Amounts owed 30% How much of your borrowing potential is actually being used. Determined by dividing total debt by total credit limits.
Length of credit history 15% The average age of your active credit lines. Longer histories tend to show responsibility with credit.
Credit mix 10% The different types of active credit lines that you handle (e.g., mortgage, credit cards, students loans, etc.)
New credit 10% The new lines of credit that you've requested. New credit applications tend to hurt you score temporarily. Learn more about FICO credit score

In the short term, you can improve your credit score by lowering credit utilization ratio. You can do this by avoiding using your credit cards or paying down any balance you’re carrying.

Another way to improve your credit score is to remove derogatory marks from your credit report.

These marks, such as a missed payment or account in collections can really hurt your score.

Try contacting the lender that placed the mark on your credit report. Many will be willing to negotiate a pay-for-delete agreement. Under such an agreement, you pay the balance of the loan and the lender removes the mark.

Related to credit utilization is your debt-to-income ratio. The higher this ratio, the less likely it is that you’ll be able to make payments on a new loan.

That’s because all of your current income will be going towards paying your current loans. You can reduce this ratio by increasing your income or paying down your other loans.

Personal Loans from Other Lenders

If you need a personal loan but have decided that Lending Club isn’t for you, consider applying for a loan from one of these providers:


Upstart is a personal loan provider that puts a twist on the usual loan approval practices.

Like any lender, Upstart will look at your credit history and debt-to-income ratio when deciding whether to lend money to you.

What makes Upstart unique is that the company takes other factors into account. Upstart looks at your education history, area of study, and job history when making a lending decision.

If you have held a stable job for years or are highly educated in a high-demand field, Upstart’s unique risk assessment protocol may be able to get you a better deal on your loan.

Read Upstart Personal Loans Editor's Review

Santander Bank

Santander Bank offers personal loans that range from $5,000 to $35,000. You can apply for a loan from Santander to consolidate other debts, fund home improvements, or to pay unexpected bills.

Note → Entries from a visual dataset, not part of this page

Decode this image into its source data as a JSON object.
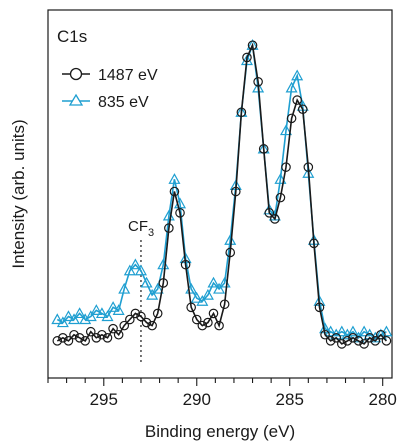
{
  "chart_data": {
    "type": "line",
    "title": "",
    "panel_label": "C1s",
    "xlabel": "Binding energy (eV)",
    "ylabel": "Intensity (arb. units)",
    "x_reversed": true,
    "xlim": [
      298,
      279.5
    ],
    "ylim": [
      0,
      1.05
    ],
    "y_ticks_shown": false,
    "xticks": [
      295,
      290,
      285,
      280
    ],
    "xtick_labels": [
      "295",
      "290",
      "285",
      "280"
    ],
    "legend_position": "top-left",
    "grid": false,
    "annotation": {
      "text": "CF",
      "subscript": "3",
      "x": 293.0
    },
    "series": [
      {
        "name": "1487 eV",
        "color": "#1a1a1a",
        "marker": "circle",
        "x": [
          297.5,
          297.2,
          296.9,
          296.6,
          296.3,
          296.0,
          295.7,
          295.4,
          295.1,
          294.8,
          294.5,
          294.2,
          293.9,
          293.6,
          293.3,
          293.0,
          292.7,
          292.4,
          292.1,
          291.8,
          291.5,
          291.2,
          290.9,
          290.6,
          290.3,
          290.0,
          289.7,
          289.4,
          289.1,
          288.8,
          288.5,
          288.2,
          287.9,
          287.6,
          287.3,
          287.0,
          286.7,
          286.4,
          286.1,
          285.8,
          285.5,
          285.2,
          284.9,
          284.6,
          284.3,
          284.0,
          283.7,
          283.4,
          283.1,
          282.8,
          282.5,
          282.2,
          281.9,
          281.6,
          281.3,
          281.0,
          280.7,
          280.4,
          280.1,
          279.8
        ],
        "y": [
          0.03,
          0.04,
          0.03,
          0.05,
          0.04,
          0.03,
          0.06,
          0.04,
          0.05,
          0.04,
          0.07,
          0.05,
          0.08,
          0.1,
          0.12,
          0.11,
          0.09,
          0.08,
          0.12,
          0.22,
          0.4,
          0.52,
          0.45,
          0.28,
          0.14,
          0.1,
          0.08,
          0.09,
          0.12,
          0.08,
          0.15,
          0.32,
          0.52,
          0.78,
          0.96,
          1.0,
          0.88,
          0.66,
          0.45,
          0.43,
          0.5,
          0.6,
          0.76,
          0.82,
          0.79,
          0.6,
          0.35,
          0.14,
          0.05,
          0.03,
          0.04,
          0.02,
          0.03,
          0.04,
          0.03,
          0.02,
          0.04,
          0.03,
          0.05,
          0.03
        ]
      },
      {
        "name": "835 eV",
        "color": "#1f9fd1",
        "marker": "triangle",
        "x": [
          297.5,
          297.2,
          296.9,
          296.6,
          296.3,
          296.0,
          295.7,
          295.4,
          295.1,
          294.8,
          294.5,
          294.2,
          293.9,
          293.6,
          293.3,
          293.0,
          292.7,
          292.4,
          292.1,
          291.8,
          291.5,
          291.2,
          290.9,
          290.6,
          290.3,
          290.0,
          289.7,
          289.4,
          289.1,
          288.8,
          288.5,
          288.2,
          287.9,
          287.6,
          287.3,
          287.0,
          286.7,
          286.4,
          286.1,
          285.8,
          285.5,
          285.2,
          284.9,
          284.6,
          284.3,
          284.0,
          283.7,
          283.4,
          283.1,
          282.8,
          282.5,
          282.2,
          281.9,
          281.6,
          281.3,
          281.0,
          280.7,
          280.4,
          280.1,
          279.8
        ],
        "y": [
          0.1,
          0.09,
          0.11,
          0.1,
          0.12,
          0.1,
          0.11,
          0.13,
          0.12,
          0.11,
          0.14,
          0.13,
          0.2,
          0.26,
          0.28,
          0.26,
          0.22,
          0.18,
          0.2,
          0.28,
          0.44,
          0.56,
          0.48,
          0.3,
          0.2,
          0.17,
          0.16,
          0.18,
          0.22,
          0.2,
          0.22,
          0.36,
          0.54,
          0.78,
          0.95,
          1.0,
          0.86,
          0.66,
          0.46,
          0.44,
          0.56,
          0.72,
          0.86,
          0.9,
          0.8,
          0.58,
          0.36,
          0.16,
          0.07,
          0.06,
          0.05,
          0.06,
          0.05,
          0.06,
          0.04,
          0.06,
          0.05,
          0.04,
          0.05,
          0.06
        ]
      }
    ]
  }
}
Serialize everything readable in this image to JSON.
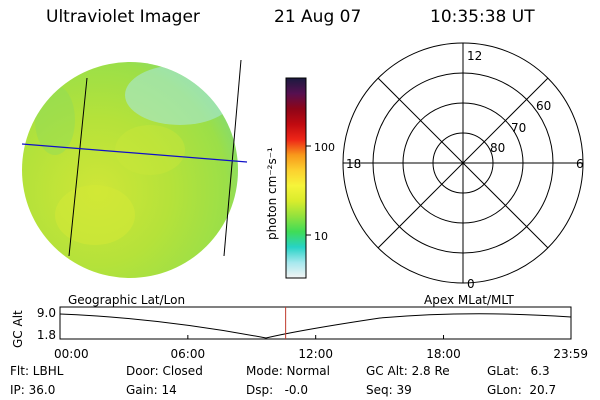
{
  "header": {
    "instrument": "Ultraviolet Imager",
    "date": "21 Aug 07",
    "time": "10:35:38 UT"
  },
  "colorbar": {
    "unit_label": "photon cm⁻²s⁻¹",
    "ticks": [
      "100",
      "10"
    ],
    "stops": [
      "#f4f4f4",
      "#a6e8ee",
      "#27d3c6",
      "#3fdc57",
      "#92e23d",
      "#d9ec2c",
      "#f6f43a",
      "#fcd12f",
      "#f8991b",
      "#ee2617",
      "#c00a10",
      "#8e0518",
      "#561050",
      "#1a1a3f"
    ]
  },
  "polar_grid": {
    "mlt_labels": {
      "top": "12",
      "bottom": "0",
      "left": "18",
      "right": "6"
    },
    "lat_labels": [
      "60",
      "70",
      "80"
    ]
  },
  "timeline": {
    "left_title": "Geographic Lat/Lon",
    "right_title": "Apex MLat/MLT",
    "y_axis_label": "GC Alt",
    "y_ticks": [
      "9.0",
      "1.8"
    ],
    "x_ticks": [
      "00:00",
      "06:00",
      "12:00",
      "18:00",
      "23:59"
    ],
    "cursor_hour": 10.59,
    "cursor_color": "#c0392b"
  },
  "status": {
    "row1": [
      {
        "id": "flt",
        "text": "Flt: LBHL"
      },
      {
        "id": "door",
        "text": "Door: Closed"
      },
      {
        "id": "mode",
        "text": "Mode: Normal"
      },
      {
        "id": "gcalt",
        "text": "GC Alt: 2.8 Re"
      },
      {
        "id": "glat",
        "text": "GLat:   6.3"
      }
    ],
    "row2": [
      {
        "id": "ip",
        "text": "IP: 36.0"
      },
      {
        "id": "gain",
        "text": "Gain: 14"
      },
      {
        "id": "dsp",
        "text": "Dsp:   -0.0"
      },
      {
        "id": "seq",
        "text": "Seq: 39"
      },
      {
        "id": "glon",
        "text": "GLon:  20.7"
      }
    ]
  },
  "colors": {
    "disk_base": "#b7e23c",
    "grid_line": "#1010c8"
  }
}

All of Santander Bank’s personal loans have a fixed interest rate.

That means that the interest will stay the same for the life of the loan, even if market interest rates rise.

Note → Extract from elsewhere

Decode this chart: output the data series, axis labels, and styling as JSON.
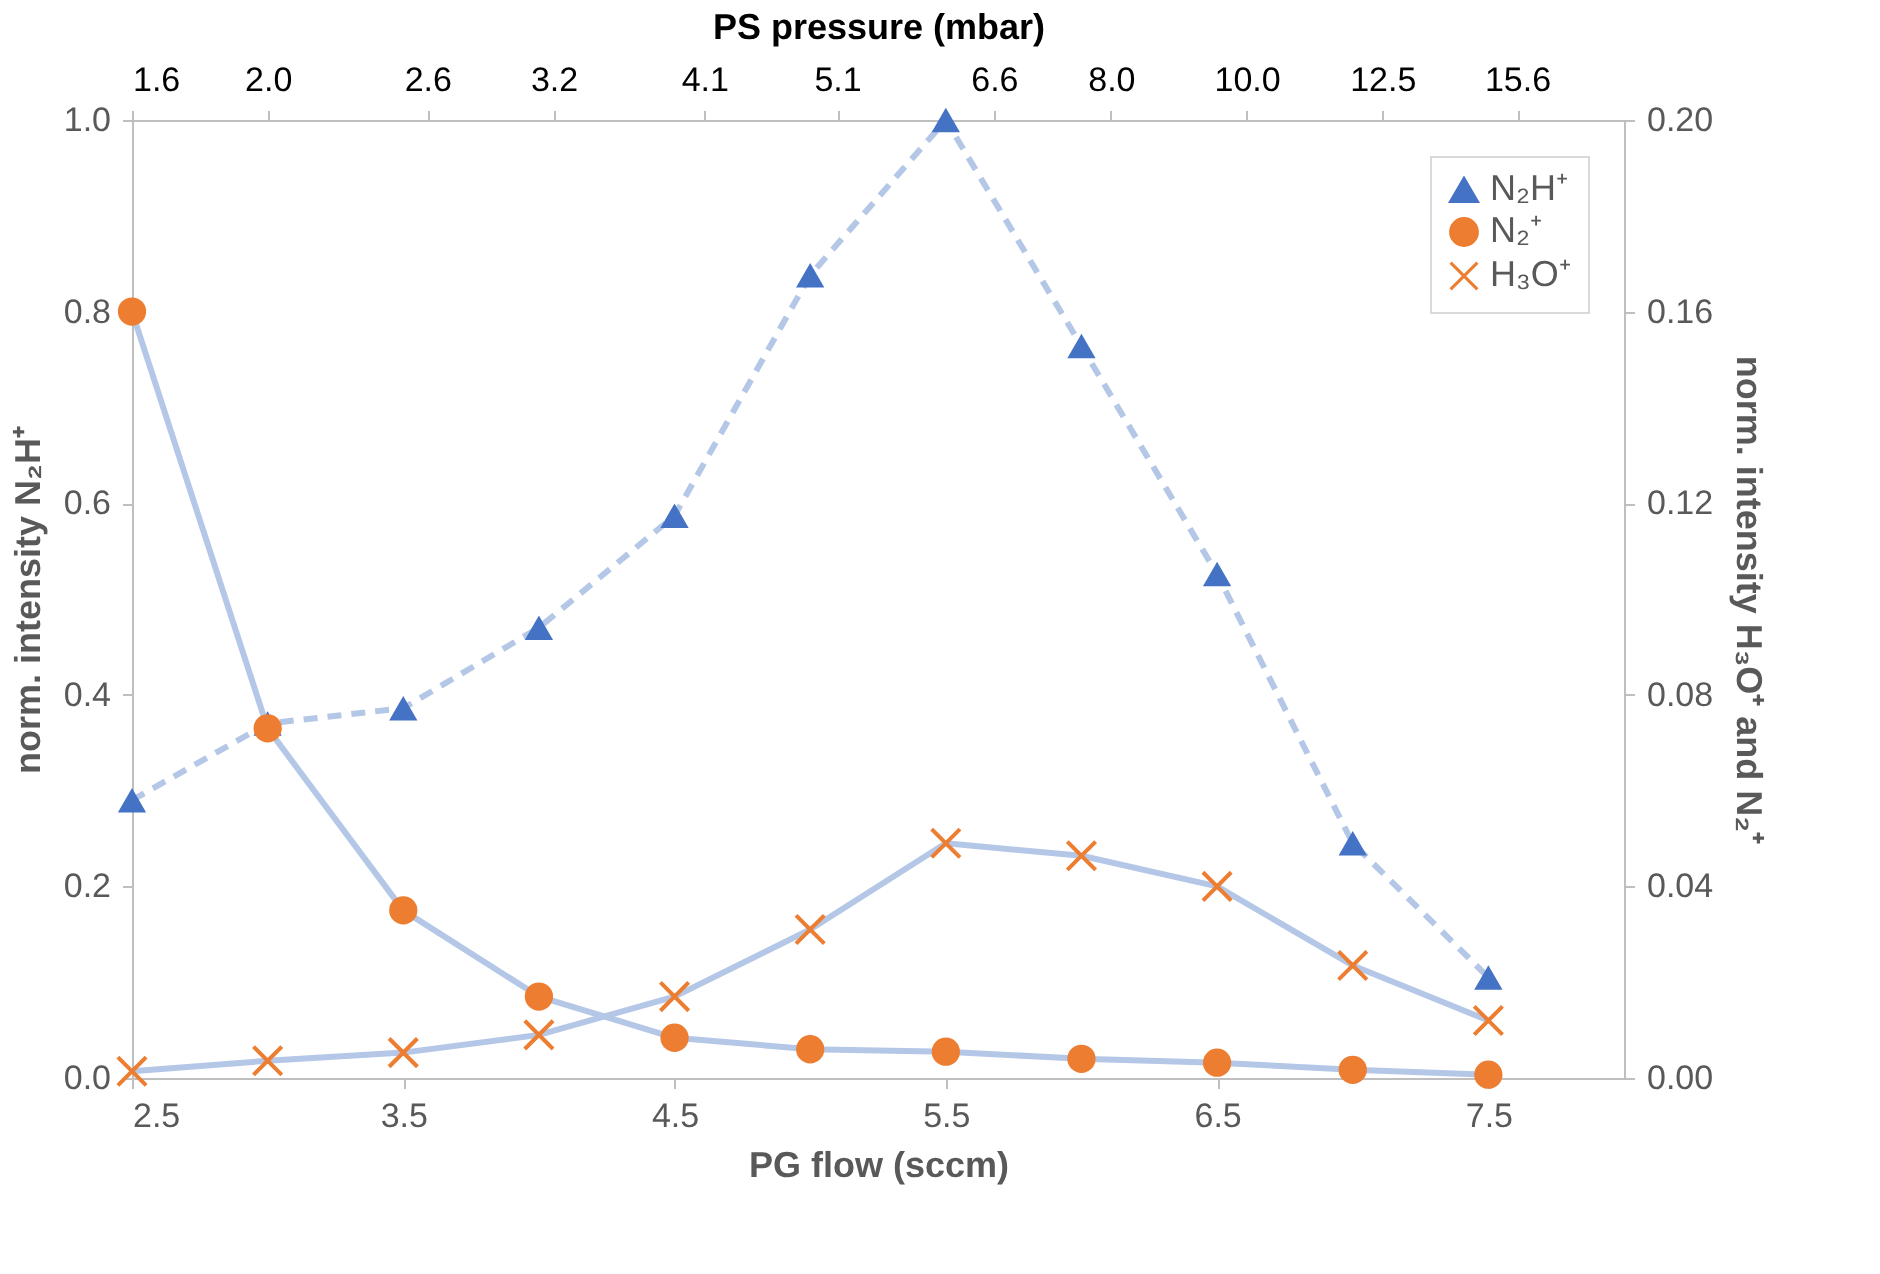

That way, you’ll know exactly how much you’ll have to pay over the life of the loan and your monthly payment never changes.

If you already bank with Santander, you can take advantage of a loyalty bonus.

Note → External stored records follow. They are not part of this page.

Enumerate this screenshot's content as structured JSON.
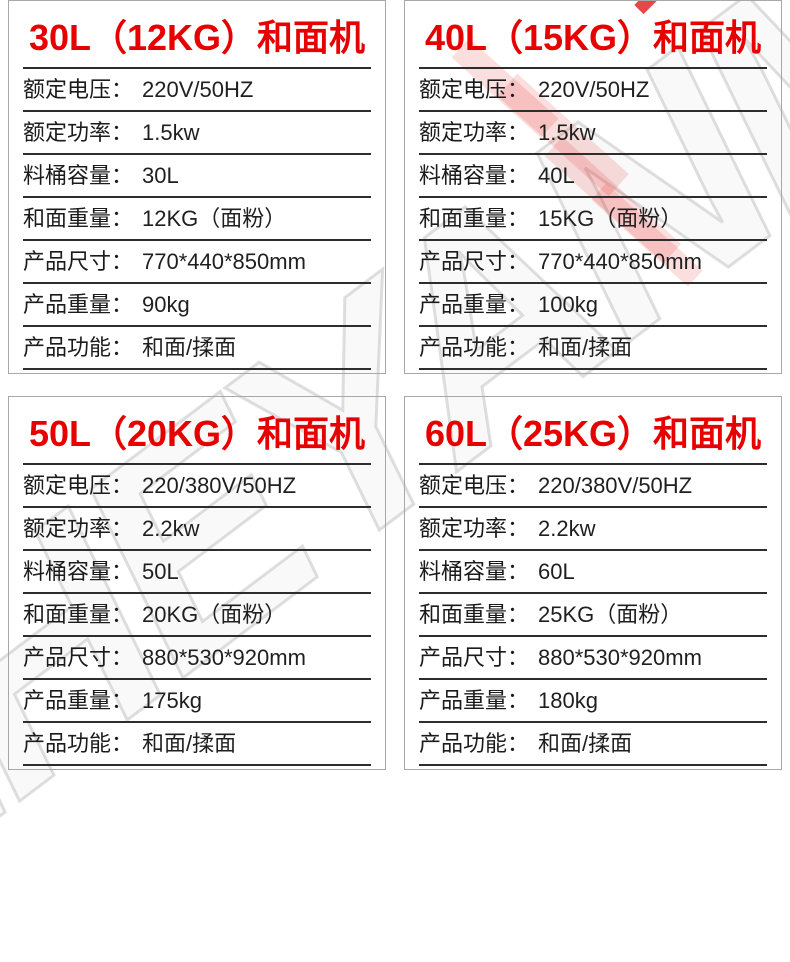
{
  "colors": {
    "title_red": "#e60000",
    "rule_line": "#2d2d2d",
    "panel_border": "#a8a8a8",
    "text": "#1f1f1f",
    "watermark_gray": "#bdbdbd",
    "watermark_red": "#e61414"
  },
  "watermark": {
    "text": "ZHEYANMAI"
  },
  "panels": [
    {
      "title": "30L（12KG）和面机",
      "rows": [
        {
          "label": "额定电压：",
          "value": "220V/50HZ"
        },
        {
          "label": "额定功率：",
          "value": "1.5kw"
        },
        {
          "label": "料桶容量：",
          "value": "30L"
        },
        {
          "label": "和面重量：",
          "value": "12KG（面粉）"
        },
        {
          "label": "产品尺寸：",
          "value": "770*440*850mm"
        },
        {
          "label": "产品重量：",
          "value": "90kg"
        },
        {
          "label": "产品功能：",
          "value": "和面/揉面"
        }
      ]
    },
    {
      "title": "40L（15KG）和面机",
      "rows": [
        {
          "label": "额定电压：",
          "value": "220V/50HZ"
        },
        {
          "label": "额定功率：",
          "value": "1.5kw"
        },
        {
          "label": "料桶容量：",
          "value": "40L"
        },
        {
          "label": "和面重量：",
          "value": "15KG（面粉）"
        },
        {
          "label": "产品尺寸：",
          "value": "770*440*850mm"
        },
        {
          "label": "产品重量：",
          "value": "100kg"
        },
        {
          "label": "产品功能：",
          "value": "和面/揉面"
        }
      ]
    },
    {
      "title": "50L（20KG）和面机",
      "rows": [
        {
          "label": "额定电压：",
          "value": "220/380V/50HZ"
        },
        {
          "label": "额定功率：",
          "value": "2.2kw"
        },
        {
          "label": "料桶容量：",
          "value": "50L"
        },
        {
          "label": "和面重量：",
          "value": "20KG（面粉）"
        },
        {
          "label": "产品尺寸：",
          "value": "880*530*920mm"
        },
        {
          "label": "产品重量：",
          "value": "175kg"
        },
        {
          "label": "产品功能：",
          "value": "和面/揉面"
        }
      ]
    },
    {
      "title": "60L（25KG）和面机",
      "rows": [
        {
          "label": "额定电压：",
          "value": "220/380V/50HZ"
        },
        {
          "label": "额定功率：",
          "value": "2.2kw"
        },
        {
          "label": "料桶容量：",
          "value": "60L"
        },
        {
          "label": "和面重量：",
          "value": "25KG（面粉）"
        },
        {
          "label": "产品尺寸：",
          "value": "880*530*920mm"
        },
        {
          "label": "产品重量：",
          "value": "180kg"
        },
        {
          "label": "产品功能：",
          "value": "和面/揉面"
        }
      ]
    }
  ]
}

By enrolling in autopay from a Santander checking account you’ll reduce your loan’s interest rate by 0.25% automatically. That can result in big savings on a large loan when you take the full term to pay it off.


Discover is best known for its credit cards, but it’s also a bank that offers savings accounts, checking accounts, and personal loans.

You can borrow up to $35,000 from Discover and take as long as seven years to pay the loan back.

That gives you the flexibility to pay back the loan on your terms since there’s no early payment penalty.

Discover offers a 30-day return policy, which allows you to return the loan in full with no penalties or interest.

It also employs a 100% U.S.-based customer support staff. That makes it easy to get help when you need.


Lending Club is a great option if you're having trouble getting a personal loan from more traditional sources.

Or, you might just want to avoid regular personal loans altogether because Lending Club loans are funded by other people and profits don't go to "fat cat bankers."